See here all possible outputs for all possible single-byte 05AB1E programs.

Removing that single byte so an empty program remains will output the content of info.txt to STDOUT instead by default.

Try it online.


05AB1E, 1 byte

?

Try it online.

Unfortunately an empty program in the new version of 05AB1E only outputs a 1-byte newline by default (Try it online), so almost none of the 1-byte characters are possible since they'll have to output nothing.
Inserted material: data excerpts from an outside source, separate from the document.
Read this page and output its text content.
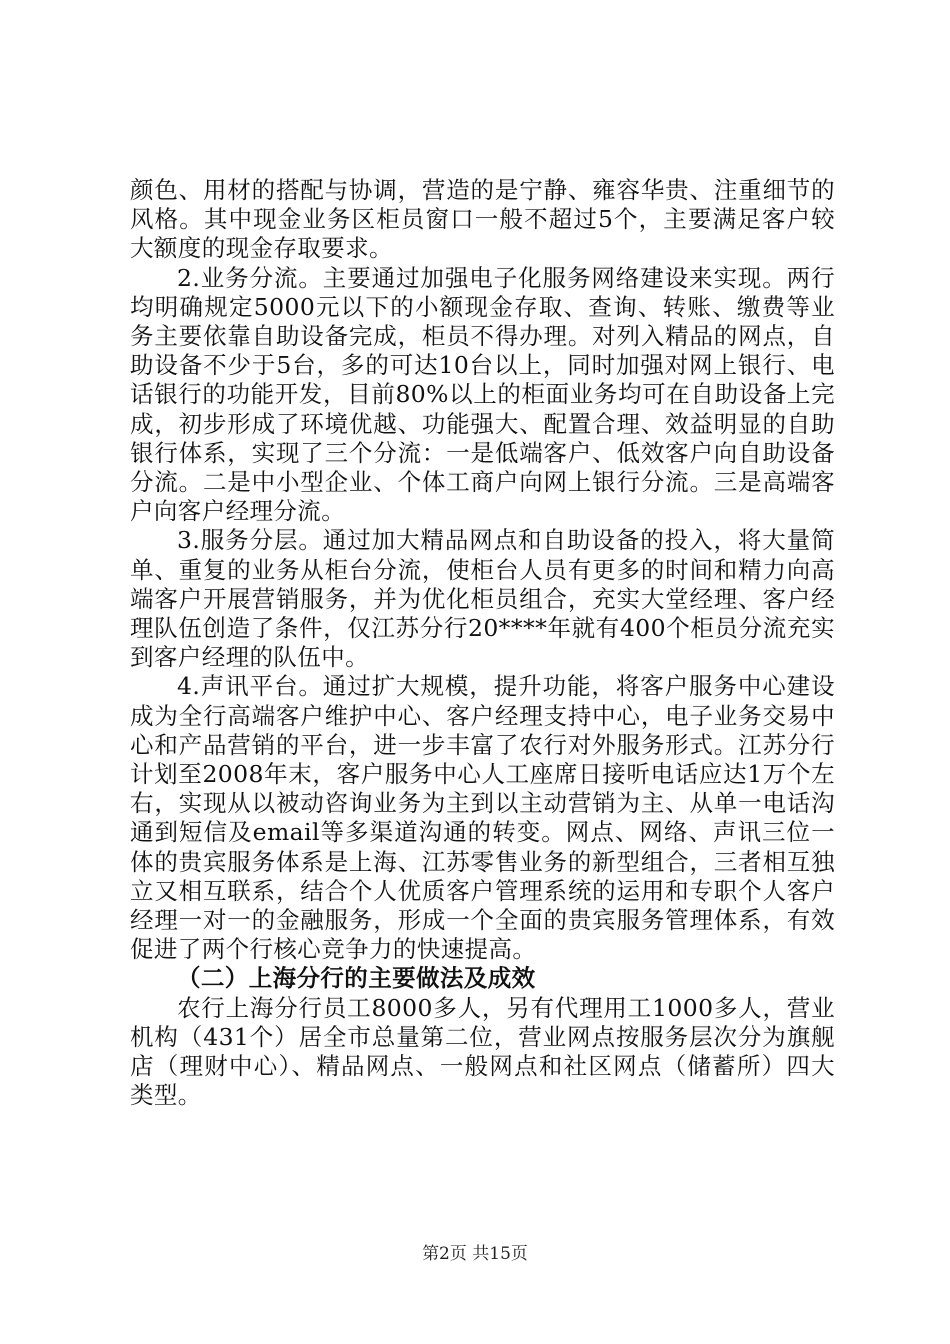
颜色、用材的搭配与协调，营造的是宁静、雍容华贵、注重细节的风格。其中现金业务区柜员窗口一般不超过5个，主要满足客户较大额度的现金存取要求。

2.业务分流。主要通过加强电子化服务网络建设来实现。两行均明确规定5000元以下的小额现金存取、查询、转账、缴费等业务主要依靠自助设备完成，柜员不得办理。对列入精品的网点，自助设备不少于5台，多的可达10台以上，同时加强对网上银行、电话银行的功能开发，目前80%以上的柜面业务均可在自助设备上完成，初步形成了环境优越、功能强大、配置合理、效益明显的自助银行体系，实现了三个分流：一是低端客户、低效客户向自助设备分流。二是中小型企业、个体工商户向网上银行分流。三是高端客户向客户经理分流。

3.服务分层。通过加大精品网点和自助设备的投入，将大量简单、重复的业务从柜台分流，使柜台人员有更多的时间和精力向高端客户开展营销服务，并为优化柜员组合，充实大堂经理、客户经理队伍创造了条件，仅江苏分行20****年就有400个柜员分流充实到客户经理的队伍中。

4.声讯平台。通过扩大规模，提升功能，将客户服务中心建设成为全行高端客户维护中心、客户经理支持中心，电子业务交易中心和产品营销的平台，进一步丰富了农行对外服务形式。江苏分行计划至2008年末，客户服务中心人工座席日接听电话应达1万个左右，实现从以被动咨询业务为主到以主动营销为主、从单一电话沟通到短信及email等多渠道沟通的转变。网点、网络、声讯三位一体的贵宾服务体系是上海、江苏零售业务的新型组合，三者相互独立又相互联系，结合个人优质客户管理系统的运用和专职个人客户经理一对一的金融服务，形成一个全面的贵宾服务管理体系，有效促进了两个行核心竞争力的快速提高。

（二）上海分行的主要做法及成效

农行上海分行员工8000多人，另有代理用工1000多人，营业机构（431个）居全市总量第二位，营业网点按服务层次分为旗舰店（理财中心）、精品网点、一般网点和社区网点（储蓄所）四大类型。

第2页 共15页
The only possible program that outputs nothing (so also not the implicit newline) is ? as far as I know.

\$\endgroup\$
1
\$\begingroup\$

Clojure, 11 bytes

(defn x[]1)

At first I thought to just post a single character answer in the REPL like the other languages, e.g.

user=> 1
1

But the problem is that if you remove that character, the REPL doesn't do anything upon the enter keypress. So instead it had to be wrapped with a function as permitted by the question's rules. When you call this function, it returns 1. If you remove the only character in the function,

(defn x[])

the function returns nil which prints an additional two bytes.

user=> (defn x[]1)
#'user/x
user=> (x)
1
user=> (defn y[])
#'user/y
user=> (y)
nil
\$\endgroup\$
1
  • 1
    \$\begingroup\$ To clarify: The contest requires an inner function, which would be 1 in this case (1 byte). \$\endgroup\$
    – Dennis
    Commented Jun 24, 2015 at 16:24
0
\$\begingroup\$

Japt, 2 bytes

Try it online!

A is pre-initialized to 10, É subtracts 1, and the result is 1 byte: 9.

Removing É results in the program A, which outputs A's value, 10, so the result is 2 bytes.

Similarly, removing A results in just É which is interpreted as -1 and output as -1, so the result is 2 bytes.

\$\endgroup\$
0
\$\begingroup\$

Runic Enchantments, 6 (modifiable) bytes

11-{{B\
/B~~@/
\00<
R"Error"@

Try it online!

Runic does not have a REPL environment and writing a full program to satisfy the constraints is not readily feasible (leading to either invalid programs or no output). So the portion of the code 11-{{B is acting as an inner function and only this portion can be modified. The B instruction is close enough to a function pointer and return statement that this classification should be acceptable (as it jumps the IP to a position in the code as well as pushing a return location to the stack which may be accessed by a subsequent B or discarded).

  • Standard output: 0
  • Removing either of the 1s: 05
  • Removing the -: 11
  • Removing either {: Error051
  • Removing the B: 120

The final \ on the end of the first line provides an external boundary around the inner function in the event that the return instruction is removed so that the IP doesn't go meandering all over everywhere willy nilly (and print no output).

Note that Error051 is just an arbitrary string, I could put anything I wanted into that portion of the code and "Error" was an amusing result for having code that feks up the return coordinates and the IP teleports to an arbitrary location.